During the process of writing my thesis, something else got my increasing attention. I realized how much a good relationship with local communities and the staff is important for the protection of any species or habitat. That we don’t have to just learn more about the ecology of an animal, and everything will fall into place, but we would need to have exactly those people on board who would otherwise be a threat to our conservation goal. But even more, they often don’t aim to be a threat and don’t aim to destroy but often simply try to have food on the table for their families and be able to pay school fees for their children. It opened my eyes to the needs of people but also for the complexity of the issue. That awareness grew stronger when I lived and worked in the South African Bush for a year. Racism was evident and the exclusion of local communities from nature reserves denied the communities any positive encounters with wildlife.

There was one thing that all the encountered communities in Uganda and South Africa had in common, their Christian faith. I was amazed by the joy despite hardships and the strength to carry on despite
repeated loss without compensation. Because of that but mostly because of my own sense of awe towards a higher being who has created the entire universe in such accuracy that life is even possible here and in such creative detail that every being is interconnected with its surroundings, I found my strength to carry on in my faith to the Christian God. A God who has not only created everything long time ago but who has also given my worth when nobody else did.

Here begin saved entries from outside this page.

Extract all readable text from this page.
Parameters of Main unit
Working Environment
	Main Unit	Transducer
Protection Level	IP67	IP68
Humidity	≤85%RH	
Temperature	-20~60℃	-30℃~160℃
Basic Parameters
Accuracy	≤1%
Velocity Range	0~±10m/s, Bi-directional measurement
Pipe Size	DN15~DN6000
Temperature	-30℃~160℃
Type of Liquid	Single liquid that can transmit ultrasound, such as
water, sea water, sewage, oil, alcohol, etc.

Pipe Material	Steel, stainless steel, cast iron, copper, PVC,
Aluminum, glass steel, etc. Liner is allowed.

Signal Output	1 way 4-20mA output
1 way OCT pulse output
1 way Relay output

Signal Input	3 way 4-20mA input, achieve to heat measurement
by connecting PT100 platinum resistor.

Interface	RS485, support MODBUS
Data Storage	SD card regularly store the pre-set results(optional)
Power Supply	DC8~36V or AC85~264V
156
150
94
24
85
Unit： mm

When I started my master’s in wildlife management, the focus of my thesis was defined even before the first course began. I still wanted to protect rhinos and reduce conflict, but even more, I wanted to give people a perspective that goes beyond mere survival and encourages them to become a part in the flourishing of the landscape. Now I am in Kenya, writing my master thesis in exactly that. Even though interdisciplinarity was preached to us throughout our studies, now there are obstacles in my way wherever I go. I found my way; I found my passion. But for that, I can’t count on the support of many.

Finally, I can combine my interest in conservation, wildlife management, psychology, community development, photography, guiding, sociology, and theology. But for the very same reason, sponsorships got refused because it doesn’t fit in any of their categories and supervisors give opposing advice depending on the scientific rules and writing structures they use. Though the way is long and rocky, and I often feel completely underequipped to do any of the things I am doing, I know of the relevance and potential it holds. And I know of my worth to not let others define my ‘reality’ anymore.